Vous avez réussi, samedi 1er juin dans «On n'est pas couché», à insulter la mémoire des victimes de la traite négrière et de l'esclavage, tout en salissant celle des victimes de la Shoah, de tous les génocides, qui méritent un autre respect que celui dont vous vous imaginez l'étendard en les citant à comparaître sur la scène bancale de vos élucubrations au sujet de «la concurrence des mémoires».

Ce tour de force vous a valu bien des misères sur les réseaux sociaux. En choisissant l'attaque personnelle, en se vautrant dans la bêtise et la haine (souvent conjointes), certains commentaires qui vous ont été adressés déshonorent leurs auteurs. D'autres, par leur pertinence intellectuelle, historique, par les preuves qu'ils ont produites, mettent en lumière l'inanité de votre raisonnement.

Je vous invite notamment à lire le fil pédagogique de la philosophe Marylin Maeso, qui démonte vos arguments un à un, en toute rigueur, sans esprit de polémique.

Si vous n'en avez pas le temps, regardez donc cette vidéo de Claudy Siar, animateur de RFI, inspirateur de la «génération consciente»: vous entendrez peut-être, dans sa voix blessée et néanmoins sereine, ce que vos propos ont d'inacceptable, a fortiori sur une chaîne du service public, a fortiori dans une émission d'aussi grande écoute.
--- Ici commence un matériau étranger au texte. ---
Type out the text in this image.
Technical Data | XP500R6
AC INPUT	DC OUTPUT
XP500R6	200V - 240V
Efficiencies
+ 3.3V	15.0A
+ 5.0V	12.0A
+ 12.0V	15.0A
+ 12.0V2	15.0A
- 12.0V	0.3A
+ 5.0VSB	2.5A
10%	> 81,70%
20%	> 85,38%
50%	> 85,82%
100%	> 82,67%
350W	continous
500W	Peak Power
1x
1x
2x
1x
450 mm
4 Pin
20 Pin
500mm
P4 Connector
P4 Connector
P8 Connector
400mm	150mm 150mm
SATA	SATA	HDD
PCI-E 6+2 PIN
Ce qui m'intéresse ici, c'est la cause de cet aveuglement dont vous n'êtes, hélas, pas la seule à être affligée. D'où vient cette inconscience collective? De quel mal est-elle le symptôme? 

En prélude à votre longue diatribe, qui est aussi et surtout un crash particulièrement pénible à regarder, vous dites ceci: «Les vrais antisémites […], on sait où ils sont, on les repère tout de suite […]. Mais il y a tous ceux qui parlent sans savoir ce qu'ils véhiculent comme message.»

Comment, avec votre culture et votre intelligence, avec vos convictions politiques, ne voyez-vous pas que ces mots, «ceux qui parlent sans savoir», ne s'appliquent à personne mieux qu'à vous?

Dans un article récent, j'ai repris le concept d'innocence, développé par James Baldwin au sujet des progressistes blancs aux États-Unis, pour montrer dans quelle mesure les gens se disant de gauche ont tendance, en France, à envisager le racisme comme un objet extérieur, un mal qui ne saurait faire partie de ce qu'ils sont.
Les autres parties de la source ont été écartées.